There was a black chair in the hall that had been set there for those occasions, and when I forced her onto the worn seat she dug her fingernails into my arm and pulled down so that blood sprang up from the scratches. "Stay there," I growled. I stumbled back into the kitchen and set the timer for five minutes. My hands were shaking. I looked at my arm, at the three bloody tracks. Emma's rage was as perfect an anger as I could think of, flowing spontaneously on a moment's notice from the depth of her being, where a careful accounting of justice, swift as light, must take place. I could have cried at the terror of it, the surprise, the strength of her fury; I could have cried because I knew that I was responsible for her anger; I wanted to cry most of all because I had wanted to right my own wrongs, to raise a loving family, and I had instead produced a hellion. A hellion! She would pursue us through our lives, fueled by rage, crashing into the nursing home where I would sit slumped over in a wheelchair, to give me a piece of her mind. Emma, more than anyone I had ever known, made me think in outlandish terms, in measurements that occasionally extended through to eternity. I covered the scratch with my other hand. "What did you say a minute ago?" I asked Claire, who was sitting straight in her chair peeling the stickers off the bananas. Her short sleek, dark hair was molded around her head like a close-fitting cap.

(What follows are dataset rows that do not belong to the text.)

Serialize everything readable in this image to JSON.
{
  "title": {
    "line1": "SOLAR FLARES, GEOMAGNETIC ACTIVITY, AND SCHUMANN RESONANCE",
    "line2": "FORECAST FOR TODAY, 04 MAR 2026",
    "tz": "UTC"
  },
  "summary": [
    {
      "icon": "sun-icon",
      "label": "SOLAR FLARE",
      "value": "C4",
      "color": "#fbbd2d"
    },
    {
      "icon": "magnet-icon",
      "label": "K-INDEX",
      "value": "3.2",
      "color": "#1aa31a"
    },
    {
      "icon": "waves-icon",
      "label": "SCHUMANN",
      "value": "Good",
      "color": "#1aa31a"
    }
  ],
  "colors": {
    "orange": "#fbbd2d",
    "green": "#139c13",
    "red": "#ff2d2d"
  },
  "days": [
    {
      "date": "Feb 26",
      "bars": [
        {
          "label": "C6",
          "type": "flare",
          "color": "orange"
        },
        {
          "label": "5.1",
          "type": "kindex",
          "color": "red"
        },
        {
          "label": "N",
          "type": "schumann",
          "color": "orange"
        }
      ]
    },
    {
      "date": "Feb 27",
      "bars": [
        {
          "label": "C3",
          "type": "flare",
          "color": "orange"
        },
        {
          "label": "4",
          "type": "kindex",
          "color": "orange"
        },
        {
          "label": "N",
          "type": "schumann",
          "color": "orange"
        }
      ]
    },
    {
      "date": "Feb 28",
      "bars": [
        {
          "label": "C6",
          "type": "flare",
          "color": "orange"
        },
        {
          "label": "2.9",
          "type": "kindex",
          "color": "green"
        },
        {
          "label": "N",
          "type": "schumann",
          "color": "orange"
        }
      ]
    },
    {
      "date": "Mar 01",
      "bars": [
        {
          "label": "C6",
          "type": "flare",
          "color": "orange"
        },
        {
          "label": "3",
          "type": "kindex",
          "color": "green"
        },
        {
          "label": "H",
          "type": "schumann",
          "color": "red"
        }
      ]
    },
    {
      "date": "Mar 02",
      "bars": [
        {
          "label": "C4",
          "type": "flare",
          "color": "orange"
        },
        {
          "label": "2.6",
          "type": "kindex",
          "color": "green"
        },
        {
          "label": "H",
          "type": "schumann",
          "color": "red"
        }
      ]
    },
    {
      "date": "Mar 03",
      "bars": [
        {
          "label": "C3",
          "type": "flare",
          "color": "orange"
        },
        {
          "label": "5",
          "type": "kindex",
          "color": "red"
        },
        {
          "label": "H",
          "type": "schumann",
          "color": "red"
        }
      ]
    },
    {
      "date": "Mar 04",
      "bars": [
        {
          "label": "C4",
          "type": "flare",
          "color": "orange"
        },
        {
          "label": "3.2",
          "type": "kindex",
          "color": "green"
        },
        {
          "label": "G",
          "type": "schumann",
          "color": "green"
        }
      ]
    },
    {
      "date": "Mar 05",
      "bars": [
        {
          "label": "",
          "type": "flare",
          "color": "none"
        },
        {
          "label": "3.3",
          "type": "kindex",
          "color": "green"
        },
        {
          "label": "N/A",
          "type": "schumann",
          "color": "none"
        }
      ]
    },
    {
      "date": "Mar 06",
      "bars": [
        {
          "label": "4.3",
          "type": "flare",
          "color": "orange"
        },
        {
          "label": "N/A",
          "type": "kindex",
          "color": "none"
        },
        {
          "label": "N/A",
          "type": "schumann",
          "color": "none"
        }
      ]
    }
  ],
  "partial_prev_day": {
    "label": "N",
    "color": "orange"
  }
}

"I forget," was all. Our daughters had forged their roles early on with our unwitting complicity: Emma, the bad. Claire, the good. Emma had come hard into this world. "Who are you?" we had hardly dared to ask as she miraculously sucked and burped and moved her bowels. "Where did you come from?" We had stood over her waiting for her, our creation, to find her hands, to sit; we begged her to walk, to use the shape sorter properly, to say our names. We wanted to know she was normal and secretly hoped she was quite a bit above average. We were so careful, buying her skid-proof socks and a bike helmet for the goat cart. At night Howard and I fell asleep discussing her intelligence and her remarks. Claire was the blessed second child, nothing more than a baby, someone who had come to live at our house, who would grow up in her own time, her achievements more often than not overlooked in the confusion of getting to work, scratching up meals, finding clean clothes.
When the timer rang, Emma marched into the kitchen, climbed on her chair, turned her bowl over, and then dropped it to the floor, a look of triumph on her tearstained face. The bowl smashed. I fetched the broom, without missing a step, as if the scene had been choreographed, swept up the broken porcelain and then walked out into the yard, slamming the kitchen door behind me with all my might. She had been sitting so peacefully on the black chair, not because she was obedient, but because she had been hatching her plot.